Sur les frais liés au litige :

5. Les dispositions de l'article L. 761-1 du code de justice administrative font obstacle à ce que la somme que le requérant demande au titre des frais qu'il a exposés soit mise à la charge du SDIS de la Savoie, qui n'est pas partie perdante.

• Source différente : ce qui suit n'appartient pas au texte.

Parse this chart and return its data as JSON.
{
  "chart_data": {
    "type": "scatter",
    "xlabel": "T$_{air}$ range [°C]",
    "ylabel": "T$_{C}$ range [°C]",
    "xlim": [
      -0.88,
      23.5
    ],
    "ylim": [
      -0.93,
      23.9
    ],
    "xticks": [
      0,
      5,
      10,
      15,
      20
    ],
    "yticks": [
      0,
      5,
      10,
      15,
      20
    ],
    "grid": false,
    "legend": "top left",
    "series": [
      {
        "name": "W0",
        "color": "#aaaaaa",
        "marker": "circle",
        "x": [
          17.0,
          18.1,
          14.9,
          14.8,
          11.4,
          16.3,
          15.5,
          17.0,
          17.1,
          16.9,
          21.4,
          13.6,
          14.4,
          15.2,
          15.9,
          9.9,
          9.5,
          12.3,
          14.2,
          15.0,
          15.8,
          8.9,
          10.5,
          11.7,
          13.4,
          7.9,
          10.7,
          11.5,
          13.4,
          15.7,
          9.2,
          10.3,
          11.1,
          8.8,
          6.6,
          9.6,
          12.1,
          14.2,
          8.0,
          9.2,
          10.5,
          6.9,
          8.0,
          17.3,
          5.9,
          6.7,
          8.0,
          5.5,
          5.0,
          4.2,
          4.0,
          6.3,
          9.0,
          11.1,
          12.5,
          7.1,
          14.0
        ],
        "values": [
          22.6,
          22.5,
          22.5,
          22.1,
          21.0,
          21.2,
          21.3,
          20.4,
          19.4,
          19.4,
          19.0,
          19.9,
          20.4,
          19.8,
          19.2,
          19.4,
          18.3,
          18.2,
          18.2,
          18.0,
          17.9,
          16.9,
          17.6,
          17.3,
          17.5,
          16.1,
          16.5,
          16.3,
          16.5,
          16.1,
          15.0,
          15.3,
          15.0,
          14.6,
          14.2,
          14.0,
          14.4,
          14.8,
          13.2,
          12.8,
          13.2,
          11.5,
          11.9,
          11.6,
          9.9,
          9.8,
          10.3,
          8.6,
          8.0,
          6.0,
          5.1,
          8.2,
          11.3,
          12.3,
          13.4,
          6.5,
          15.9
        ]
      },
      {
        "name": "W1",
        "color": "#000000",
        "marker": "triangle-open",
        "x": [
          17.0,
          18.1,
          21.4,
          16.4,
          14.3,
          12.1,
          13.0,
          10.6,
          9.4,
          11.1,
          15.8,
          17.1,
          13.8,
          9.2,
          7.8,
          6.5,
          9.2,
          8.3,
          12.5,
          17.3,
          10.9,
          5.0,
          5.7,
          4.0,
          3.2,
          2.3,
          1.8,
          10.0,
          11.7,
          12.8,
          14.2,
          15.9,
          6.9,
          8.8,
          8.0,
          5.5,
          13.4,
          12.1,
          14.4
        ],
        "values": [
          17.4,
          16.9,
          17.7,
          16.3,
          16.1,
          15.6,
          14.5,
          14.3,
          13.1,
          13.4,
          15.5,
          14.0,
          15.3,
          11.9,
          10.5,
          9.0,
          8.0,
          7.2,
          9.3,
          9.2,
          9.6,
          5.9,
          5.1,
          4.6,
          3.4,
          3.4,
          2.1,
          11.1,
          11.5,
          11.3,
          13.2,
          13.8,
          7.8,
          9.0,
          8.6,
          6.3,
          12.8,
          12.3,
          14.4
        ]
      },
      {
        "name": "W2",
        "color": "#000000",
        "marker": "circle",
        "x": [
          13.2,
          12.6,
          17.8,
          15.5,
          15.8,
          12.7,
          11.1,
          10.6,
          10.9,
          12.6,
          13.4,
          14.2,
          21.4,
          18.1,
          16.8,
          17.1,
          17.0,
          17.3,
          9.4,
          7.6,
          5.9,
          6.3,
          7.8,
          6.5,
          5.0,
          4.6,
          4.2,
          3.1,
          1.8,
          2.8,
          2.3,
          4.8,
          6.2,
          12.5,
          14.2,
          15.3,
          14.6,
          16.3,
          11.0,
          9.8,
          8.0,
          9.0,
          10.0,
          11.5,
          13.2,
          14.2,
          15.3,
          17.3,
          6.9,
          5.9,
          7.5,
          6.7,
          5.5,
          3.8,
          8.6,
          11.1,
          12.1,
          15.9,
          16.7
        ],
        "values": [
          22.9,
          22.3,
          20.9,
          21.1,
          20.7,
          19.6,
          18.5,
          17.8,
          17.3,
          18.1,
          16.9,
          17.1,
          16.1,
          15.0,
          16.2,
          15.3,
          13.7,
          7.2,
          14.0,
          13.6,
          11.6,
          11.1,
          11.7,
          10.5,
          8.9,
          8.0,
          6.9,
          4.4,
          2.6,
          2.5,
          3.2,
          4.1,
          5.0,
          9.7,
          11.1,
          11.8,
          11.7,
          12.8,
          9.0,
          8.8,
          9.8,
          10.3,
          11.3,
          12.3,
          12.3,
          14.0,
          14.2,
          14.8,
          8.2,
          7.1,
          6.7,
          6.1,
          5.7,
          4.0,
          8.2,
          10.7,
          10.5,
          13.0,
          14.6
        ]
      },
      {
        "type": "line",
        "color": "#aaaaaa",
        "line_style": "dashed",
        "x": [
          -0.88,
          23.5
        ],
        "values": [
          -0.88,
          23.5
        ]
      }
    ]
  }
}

Dans les circonstances de l'espèce, il n'y a pas lieu de faire droit aux conclusions du SDIS de la Savoie présentées sur le fondement de ces mêmes dispositions.

D E C I D E :

Article 1er : La requête de M. B est rejetée.

Article 2 : Les conclusions présentées par le SDIS de la Savoie au titre de l'article L. 761-1 du code de justice administrative sont rejetées.

Article 3 : Le présent arrêt sera notifié à M. A B et au service départemental d'incendie et de secours de la Savoie.

Délibéré après l'audience du 3 mai 2022 à laquelle siégeaient :

M. Gilles Fédi, président-assesseur, assurant la présidence de la formation de jugement en application de l'article R. 222-26 du code de justice administrative,

Mme Bénédicte Lordonné, première conseillère,

Mme Sophie Corvellec, première conseillère.

Rendu public par mise à disposition au greffe le 25 mai 2022.

La rapporteure,

Bénédicte LordonnéLe président,

Gilles Fédi

La greffière,

Sandra Bertrand

La République mande et ordonne au préfet de la Savoie en ce qui le concerne ou à tous huissiers de justice à ce requis en ce qui concerne les voies de droit commun contre les parties privées, de pourvoir à l'exécution de la présente décision.